Delaware LLC Privacy: Everything You Need to Know
Delaware LLC privacy is important for those forming an LLC in the State of Delaware because it provides what type of information is public and what is private.3 min read
Updated November 25, 2020:
Delaware LLC privacy is important for business owners wanting to establish an LLC in the State of Delaware. Many people who form a new business want to know what type of information is public and what is kept private. If you are interested in forming a Delaware business, you should consider your short-term and long-term goals and objectives, and determine which type of legal business structure is best for you.
Delaware LLC: An Overview
A Delaware limited liability company is filed through a registered agent, upholding the highest amount of confidentiality. In fact, only the company name and registered agent’s name/address appear on the formation documents. You as the business owner have the choice in whether or not your name appears on the certification documents.

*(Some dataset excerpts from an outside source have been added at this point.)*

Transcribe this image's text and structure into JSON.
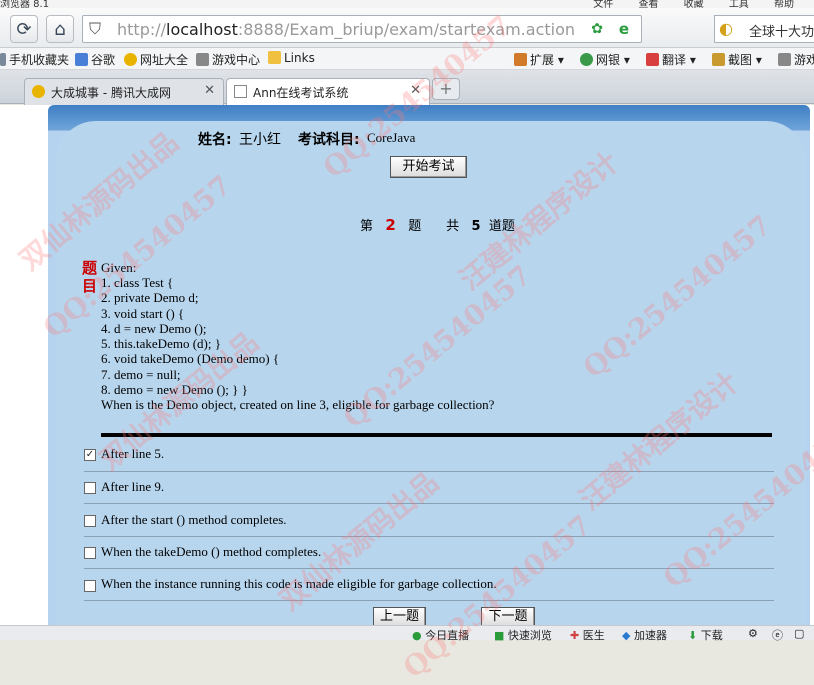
{
  "menubar": {
    "left_text": "浏览器 8.1",
    "right_items": [
      "文件",
      "查看",
      "收藏",
      "工具",
      "帮助"
    ]
  },
  "navbar": {
    "url_host": "localhost",
    "url_rest": ":8888/Exam_briup/exam/startexam.action",
    "url_prefix": "http://",
    "search_text": "全球十大功"
  },
  "bookmarks": [
    "手机收藏夹",
    "谷歌",
    "网址大全",
    "游戏中心",
    "Links"
  ],
  "bookmarks_right": [
    "扩展",
    "网银",
    "翻译",
    "截图",
    "游戏"
  ],
  "tabs": [
    {
      "label": "大成城事 - 腾讯大成网"
    },
    {
      "label": "Ann在线考试系统"
    }
  ],
  "exam": {
    "name_label": "姓名:",
    "name_value": "王小红",
    "subject_label": "考试科目:",
    "subject_value": "CoreJava",
    "start_button": "开始考试",
    "q_prefix": "第",
    "q_number": "2",
    "q_mid": "题",
    "total_prefix": "共",
    "total_number": "5",
    "total_suffix": "道题",
    "question_tag": "题目",
    "question_lines": [
      "Given:",
      "1. class Test {",
      "2. private Demo d;",
      "3. void start () {",
      "4. d = new Demo ();",
      "5. this.takeDemo (d); }",
      "6. void takeDemo (Demo demo) {",
      "7. demo = null;",
      "8. demo = new Demo (); } }",
      "When is the Demo object, created on line 3, eligible for garbage collection?"
    ],
    "options": [
      {
        "label": "After line 5.",
        "checked": true
      },
      {
        "label": "After line 9.",
        "checked": false
      },
      {
        "label": "After the start () method completes.",
        "checked": false
      },
      {
        "label": "When the takeDemo () method completes.",
        "checked": false
      },
      {
        "label": "When the instance running this code is made eligible for garbage collection.",
        "checked": false
      }
    ],
    "prev_button": "上一题",
    "next_button": "下一题"
  },
  "statusbar": [
    "今日直播",
    "快速浏览",
    "医生",
    "加速器",
    "下载"
  ],
  "watermarks": [
    "QQ:254540457",
    "汪建林程序设计",
    "双仙林源码出品"
  ]
}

After you’ve formed your business, your registered agent will provide you with a Certificate of Incumbency, which is a document that is not filed with the Secretary of State. This document will identify who is authorized to do business on behalf of the business, including who can open business bank accounts, issue stock certificates, and enter into contracts.
Additional Requirements for a Delaware LLC
There is no requirement to file an annual report in the State of Delaware; furthermore, the names of LLC members will not be a matter of public record. No other information regarding the LLC members will be publicly disclosed. The only thing that is required, however, is that the registered agent has a record of the point person for the LLC, including his or her address. Below are some requirements for this individual:
- Must be at least 18 years old
- Doesn’t have to be an actual LLC member or manager
- Doesn’t have to reside in the U.S. or be an actual U.S. citizen
After initially forming your LLC, you will have to pay a franchise fee of $300. If it isn’t paid on time, you will have to pay an additional $200 fee as a penalty.
Delaware LLC Advantages
There are many advantages to operating a Delaware LLC. Such advantages include the following:
- Flexibility for managing the business
- Less paperwork
- Limited liability
- Pass-through tax entity
There is great flexibility when owning and operating a Delaware LLC. Most states offer great flexibility in terms of how the LLC can be managed. The LLC members can choose to operate as a member-managed or manager-managed LLC. If its members manage the LLC, they will have full oversight of the daily operations of the business. If the members choose to hire a manager, however, that individual will have management oversight into the business’s operations.
As previously noted, there is great anonymity in owning a Delaware entity. This allows those who don’t want their private information public to remain anonymous.
There is generally less paperwork required when forming an LLC. Unlike the corporation, the LLC doesn’t have to file documentation relating to the shares in the company, nor is it required to have periodic meetings or keep minutes of such meetings.
It is also usually cheaper to form an LLC as opposed to a corporation. A corporation generally has additional ongoing maintenance fees, particularly for filing annual and biennial reports. The LLC, however, has much less ongoing requirements. The State of Delaware doesn’t require that LLCs file an annual report.
The LLC offers limited liability for its owners. Therefore, plaintiffs or creditors cannot look to the members’ personal assets to satisfy the outstanding business debts or obligations. Note, however, that there is an exception to this rule, which is generally referred to as piercing the corporate veil. This occurs if any one of the members act fraudulently or illegally, personally guarantees a loan, or otherwise holds himself out as an extension of the LLC.
The LLC operates as a pass-through tax entity, meaning that the profits and losses are passed to the members who report it on their personal income tax returns. When it comes time to pay such taxes, the members will all be given documentation on what percentage of the business’s profits and losses must be reported on their personal tax returns.